JK Take me back to 1976. How did the whole KKR experiment begin?
HK We started with $120,000. George and I each put up $10,000—that was all we had—and Jerry put up $100,000, because he was 20 years older. And then we went out to raise our first fund, a $25 million private equity fund. There was no such thing then, but the first people we talked with—mostly insurance companies we’d worked with at Bear—all liked what they heard. But the catch was they wanted to be the investment committee. Well, we’d just done that and had left Bear for a reason: to make our own mistakes and our own right decisions.
JK So no $25 million fund. What did you do?
HK George and I went to Joe and Rose Restaurant—there’s a picture of it right over there—and said, “Why don’t we go to eight individuals and ask them to put up $50,000 each for 5 years?” That would give us $400,000 a year. Then, if you’ve given us $50,000, in return you get the ability to come into any of our deals. But if you do invest, we want 20 percent of the profits.
JK How did you come up with 20 percent, which became the industry standard?

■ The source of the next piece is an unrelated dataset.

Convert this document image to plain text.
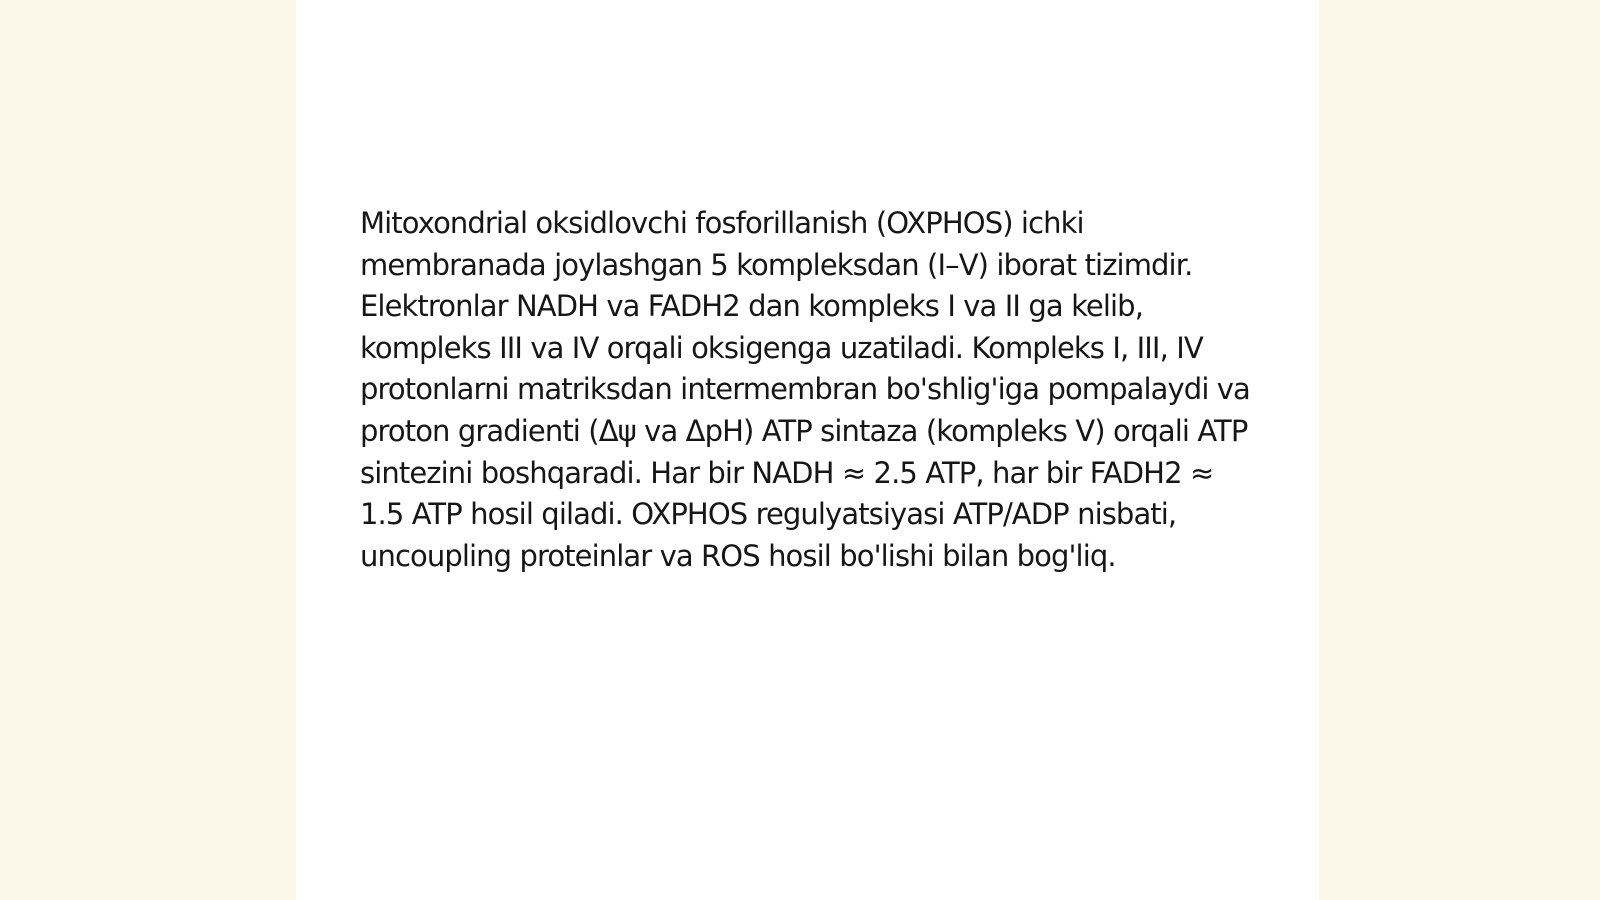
Mitoxondrial oksidlovchi fosforillanish (OXPHOS) ichki membranada joylashgan 5 kompleksdan (I–V) iborat tizimdir. Elektronlar NADH va FADH2 dan kompleks I va II ga kelib, kompleks III va IV orqali oksigenga uzatiladi. Kompleks I, III, IV protonlarni matriksdan intermembran bo'shlig'iga pompalaydi va proton gradienti (Δψ va ΔpH) ATP sintaza (kompleks V) orqali ATP sintezini boshqaradi. Har bir NADH ≈ 2.5 ATP, har bir FADH2 ≈ 1.5 ATP hosil qiladi. OXPHOS regulyatsiyasi ATP/ADP nisbati, uncoupling proteinlar va ROS hosil bo'lishi bilan bog'liq.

HK George’s father and my father were in the oil-and-gas business, and in those days there was something called “a third for a quarter.” If I had a lease and wanted to drill a well, I would go to the money person and say, “I’ll put up 25 percent of the cost, you put up 75 percent, and you’re going to get a two-thirds interest and I’m going to get a one-third interest for my 25 percent.” We thought 20 is close enough to 25. I’m often asked, “Why didn’t you pick 25 percent because that would have stuck and carried interest?” We were just trying to get started, so that was literally what we started from.